Months ago I was in a discussion with professionals in my network about how to apply agile methods or agility in Business Intelligence (BI) projects. This blog post is to share some of the key aspects involved in considering agile methods for BI or data warehousing projects. In addition to implementing or considering methodology specific ceremonies – for example, Release Planning, Sprint Planning, Daily Stand-up, and the likes of Scrum, I think one must do certain things that are specific to BI or data warehousing projects. What are those? Read on.
1) Agile Approach: BI Lifecycle has several key milestones (see images). These are ‘Tool Selection & Proof of Concept’, ‘BI Charter & High Level Planning’, ‘Data Extraction’, ‘Data Transformation’, ‘Data Loading’, ‘Reporting & Analysis’, ‘Governance’, ‘Enhancement’, and ‘DW/BI Maintenance’. Some of these can be done in parts. For example, ‘Data Extraction’ in large projects can be done one week or two weeks at a time. How? Data extraction from a set of tables from DataSource-1 can be done during week-1, data extraction from the rest of the tables from DataSource-2 can be done during week-2 etc., The lessons learned during each week can be applied to the activities of the next week. This is a way to implement continuous improvement. Also, this approach has the potential to improve visibility and predictability. And it provides us an opportunity to do what matters (to business users) first.
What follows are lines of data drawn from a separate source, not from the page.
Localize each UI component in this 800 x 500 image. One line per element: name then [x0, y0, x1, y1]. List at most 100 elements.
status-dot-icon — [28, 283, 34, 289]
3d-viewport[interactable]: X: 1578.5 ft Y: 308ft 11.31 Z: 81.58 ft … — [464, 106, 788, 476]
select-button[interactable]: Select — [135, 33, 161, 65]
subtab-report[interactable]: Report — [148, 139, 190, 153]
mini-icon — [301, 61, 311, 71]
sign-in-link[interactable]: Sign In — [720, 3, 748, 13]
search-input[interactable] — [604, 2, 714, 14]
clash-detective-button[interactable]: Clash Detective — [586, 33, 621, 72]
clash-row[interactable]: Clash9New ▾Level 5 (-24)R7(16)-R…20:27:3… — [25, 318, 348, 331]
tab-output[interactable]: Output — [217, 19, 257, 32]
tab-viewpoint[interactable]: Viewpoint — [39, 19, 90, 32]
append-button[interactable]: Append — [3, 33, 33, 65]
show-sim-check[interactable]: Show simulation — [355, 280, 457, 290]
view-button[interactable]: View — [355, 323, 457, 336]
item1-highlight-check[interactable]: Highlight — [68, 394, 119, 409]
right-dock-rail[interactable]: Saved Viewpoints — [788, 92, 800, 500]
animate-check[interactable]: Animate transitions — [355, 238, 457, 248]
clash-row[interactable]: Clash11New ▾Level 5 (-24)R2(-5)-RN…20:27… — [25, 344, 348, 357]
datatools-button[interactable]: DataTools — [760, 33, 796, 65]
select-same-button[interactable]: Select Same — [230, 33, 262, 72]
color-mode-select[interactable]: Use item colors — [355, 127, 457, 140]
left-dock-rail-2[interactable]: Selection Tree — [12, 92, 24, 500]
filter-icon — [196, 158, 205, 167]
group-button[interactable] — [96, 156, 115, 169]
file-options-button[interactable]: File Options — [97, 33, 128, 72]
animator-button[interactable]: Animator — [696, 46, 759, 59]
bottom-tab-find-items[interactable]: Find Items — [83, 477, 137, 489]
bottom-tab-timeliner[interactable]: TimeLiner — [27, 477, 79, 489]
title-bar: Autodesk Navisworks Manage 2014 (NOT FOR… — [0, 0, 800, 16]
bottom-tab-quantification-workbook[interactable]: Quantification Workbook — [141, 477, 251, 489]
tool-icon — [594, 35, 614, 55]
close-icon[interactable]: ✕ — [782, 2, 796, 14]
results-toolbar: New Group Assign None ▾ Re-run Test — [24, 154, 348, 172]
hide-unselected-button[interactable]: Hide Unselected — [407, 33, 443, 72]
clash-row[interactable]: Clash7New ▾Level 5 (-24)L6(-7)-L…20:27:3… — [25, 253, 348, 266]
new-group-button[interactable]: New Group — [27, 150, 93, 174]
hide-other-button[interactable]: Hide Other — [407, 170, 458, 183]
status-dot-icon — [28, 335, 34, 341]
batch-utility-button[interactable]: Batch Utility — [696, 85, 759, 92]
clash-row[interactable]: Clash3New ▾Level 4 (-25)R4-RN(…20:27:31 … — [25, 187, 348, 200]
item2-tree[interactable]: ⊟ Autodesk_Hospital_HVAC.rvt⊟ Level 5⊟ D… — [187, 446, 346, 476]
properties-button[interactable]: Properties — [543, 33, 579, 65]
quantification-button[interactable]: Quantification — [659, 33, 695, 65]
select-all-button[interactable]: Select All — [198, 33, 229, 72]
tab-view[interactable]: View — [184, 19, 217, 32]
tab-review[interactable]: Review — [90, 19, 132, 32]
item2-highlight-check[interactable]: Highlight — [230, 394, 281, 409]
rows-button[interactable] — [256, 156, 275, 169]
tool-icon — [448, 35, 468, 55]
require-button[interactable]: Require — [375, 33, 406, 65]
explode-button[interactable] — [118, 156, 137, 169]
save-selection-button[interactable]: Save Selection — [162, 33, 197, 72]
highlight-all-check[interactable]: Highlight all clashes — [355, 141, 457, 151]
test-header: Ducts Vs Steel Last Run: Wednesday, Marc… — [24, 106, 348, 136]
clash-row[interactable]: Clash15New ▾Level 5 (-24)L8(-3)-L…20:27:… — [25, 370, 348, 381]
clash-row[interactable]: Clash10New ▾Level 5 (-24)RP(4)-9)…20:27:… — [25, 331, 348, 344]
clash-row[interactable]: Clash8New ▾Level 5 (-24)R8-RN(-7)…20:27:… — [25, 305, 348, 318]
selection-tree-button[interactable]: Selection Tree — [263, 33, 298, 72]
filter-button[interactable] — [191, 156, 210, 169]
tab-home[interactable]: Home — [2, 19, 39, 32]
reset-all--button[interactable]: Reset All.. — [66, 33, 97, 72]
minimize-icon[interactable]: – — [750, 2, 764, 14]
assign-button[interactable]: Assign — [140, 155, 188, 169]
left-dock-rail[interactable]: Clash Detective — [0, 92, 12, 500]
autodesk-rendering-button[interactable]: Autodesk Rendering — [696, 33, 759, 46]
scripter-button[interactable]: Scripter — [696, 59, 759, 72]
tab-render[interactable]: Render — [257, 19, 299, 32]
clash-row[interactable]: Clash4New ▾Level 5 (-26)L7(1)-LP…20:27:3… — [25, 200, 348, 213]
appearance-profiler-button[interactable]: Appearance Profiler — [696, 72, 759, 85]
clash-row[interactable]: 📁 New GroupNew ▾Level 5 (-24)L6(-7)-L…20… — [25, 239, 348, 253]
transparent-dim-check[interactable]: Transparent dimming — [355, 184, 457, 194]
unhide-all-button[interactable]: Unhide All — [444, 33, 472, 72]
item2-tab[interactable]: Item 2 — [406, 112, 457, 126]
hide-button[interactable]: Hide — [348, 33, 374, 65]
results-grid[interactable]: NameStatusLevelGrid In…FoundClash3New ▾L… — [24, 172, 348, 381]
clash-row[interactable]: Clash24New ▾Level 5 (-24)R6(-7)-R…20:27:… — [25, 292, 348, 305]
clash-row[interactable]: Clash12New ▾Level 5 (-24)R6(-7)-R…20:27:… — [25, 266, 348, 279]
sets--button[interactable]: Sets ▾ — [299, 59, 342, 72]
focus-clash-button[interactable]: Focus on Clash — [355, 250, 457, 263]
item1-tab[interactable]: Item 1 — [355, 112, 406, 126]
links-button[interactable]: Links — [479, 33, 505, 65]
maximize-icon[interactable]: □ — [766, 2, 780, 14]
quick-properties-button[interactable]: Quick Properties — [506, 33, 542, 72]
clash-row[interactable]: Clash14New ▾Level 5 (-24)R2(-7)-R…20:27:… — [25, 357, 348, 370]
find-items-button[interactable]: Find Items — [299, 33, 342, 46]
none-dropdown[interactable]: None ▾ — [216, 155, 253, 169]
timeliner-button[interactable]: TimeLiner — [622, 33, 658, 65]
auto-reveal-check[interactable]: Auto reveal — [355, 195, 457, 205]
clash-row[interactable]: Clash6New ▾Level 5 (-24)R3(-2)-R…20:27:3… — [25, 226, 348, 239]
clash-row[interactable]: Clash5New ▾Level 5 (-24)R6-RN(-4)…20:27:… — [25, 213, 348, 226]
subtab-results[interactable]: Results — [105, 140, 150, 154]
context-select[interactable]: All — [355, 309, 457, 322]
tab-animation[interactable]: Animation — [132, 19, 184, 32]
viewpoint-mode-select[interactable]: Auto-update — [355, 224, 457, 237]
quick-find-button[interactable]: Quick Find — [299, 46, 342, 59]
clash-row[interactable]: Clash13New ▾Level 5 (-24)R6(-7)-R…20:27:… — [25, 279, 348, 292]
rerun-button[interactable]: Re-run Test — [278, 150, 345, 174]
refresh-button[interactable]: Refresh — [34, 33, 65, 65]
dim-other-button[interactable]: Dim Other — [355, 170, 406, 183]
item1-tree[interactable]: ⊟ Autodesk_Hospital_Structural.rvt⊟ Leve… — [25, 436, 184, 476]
This is how we embrace agile principles in BI projects. (Similarly, ‘Data Transformation’ and ‘Data Load’ and other ‘mini-projects’ can also happen in parts.)
Data Extraction in Small Chunks
2) Automation: In BI projects when we follow an approach like this, we must consider automation. Automation is required to improve productivity and quality. Automation can happen in small steps. Some of the candidates for automation include,
a. Test Bed Setup (Data Cleanup & Loading)
b. Test Execution
c. Analysis of Test Results
d. Referential Integrity Checks
e. Validation using aggregates (sum, average, etc.)
f. Data Quality Assurance
3) Planning: It is critical to invest time in planning and creating a BI roadmap. This planning activity may require 2 or 3 months at the start of BI project. One may argue that this is not ‘agile’. However, one must agree that BI projects cannot have the objective of delivering something from the first week or even the first month. A good amount of planning followed by an iterative (&incremental) approach helps. So, a large BI projects can be seen as a project that starts with adequate planning (to arrive at a roadmap) followed by several small projects implementing agile practices. In fact, there are several myths on agile. One of them is 'Agile means no planning'. Read my post 'Agile Myths and Misunderstandings' - this post links to a free PDF on this topic. Happy reading!
4) Working Software and Feedback: When we adopt agile practices in BI projects, it is important to keep in mind that some iteration may not result in demonstrable software useful to ‘business users’. This is because of the inherent nature of BI projects. BI projects may require several initial iterations to set up the target data source and populate data. When data is ready and reports are working, end users can see the working product. Until that time the technical architect or data architect is your end user and she consumes and provides feedback on the deliverables.
5) BI Tools: Tools used in BI projects can be of two types - a) Commercial tools (for data extraction, loading etc.,) and b) homemade tools (small scripts to big routines). Teams must be ready to see the potential of homemade tools and think deep, collaborate and create small tools that can help in several ways. One approach is to identify at least 1 or 2 engineers who are ‘tool smiths’ in the team and encourage everyone in the team to come up with new ideas and tools. Tool smiths can help in implementing these ideas.
6) Why Agile? Adopting agile practices in BI projects helps in identifying risks at early stages and also enables proactive thinking and preparedness for production release. For example, iterative and incremental approaches help BI project teams estimate, measure and optimize the downtime required to launch the warehouse. In classical or traditional approaches, this happens at the final lap of the project.
7) Budget Control: Agile adoption is a feasible way to release BI project in parts (incremental manner) to the world (or business users). This helps in budget control as well as optimization (in the form of process reuse or component reuse). Instead of delivering all 40+ reports in one stretch, you can deliver subset of prioritized reports in batches. This will help you save budget in developing the low priority ones.
8) Data Quality Assurance (DQA): DQA is one of the key activities in BI projects. This is because unless we find the right steps (or processes) to identify or assess the quality of data flowing from different sources, the quality of data in the BI store or warehouse may get contaminated. This is obvious. However, in practice, during the maintenance phase of BI projects, a number of defects reported by end users are found to be related to data quality issues. Agile practices can be leveraged to identify potential data quality issues ahead of time and implement periodic checks to assess data quality (through automated scripts).
When we adopt agile practices, we come across several opportunities not only to provide predictability and visibility but also to improve the level of automation and hence to deliver home grown automation tools (such as scripts for data validation or data quality assurance) to customers. These automation tools carry the potential of providing long term value in BI projects.
What else do you do to improve agility in BI or data warehousing projects?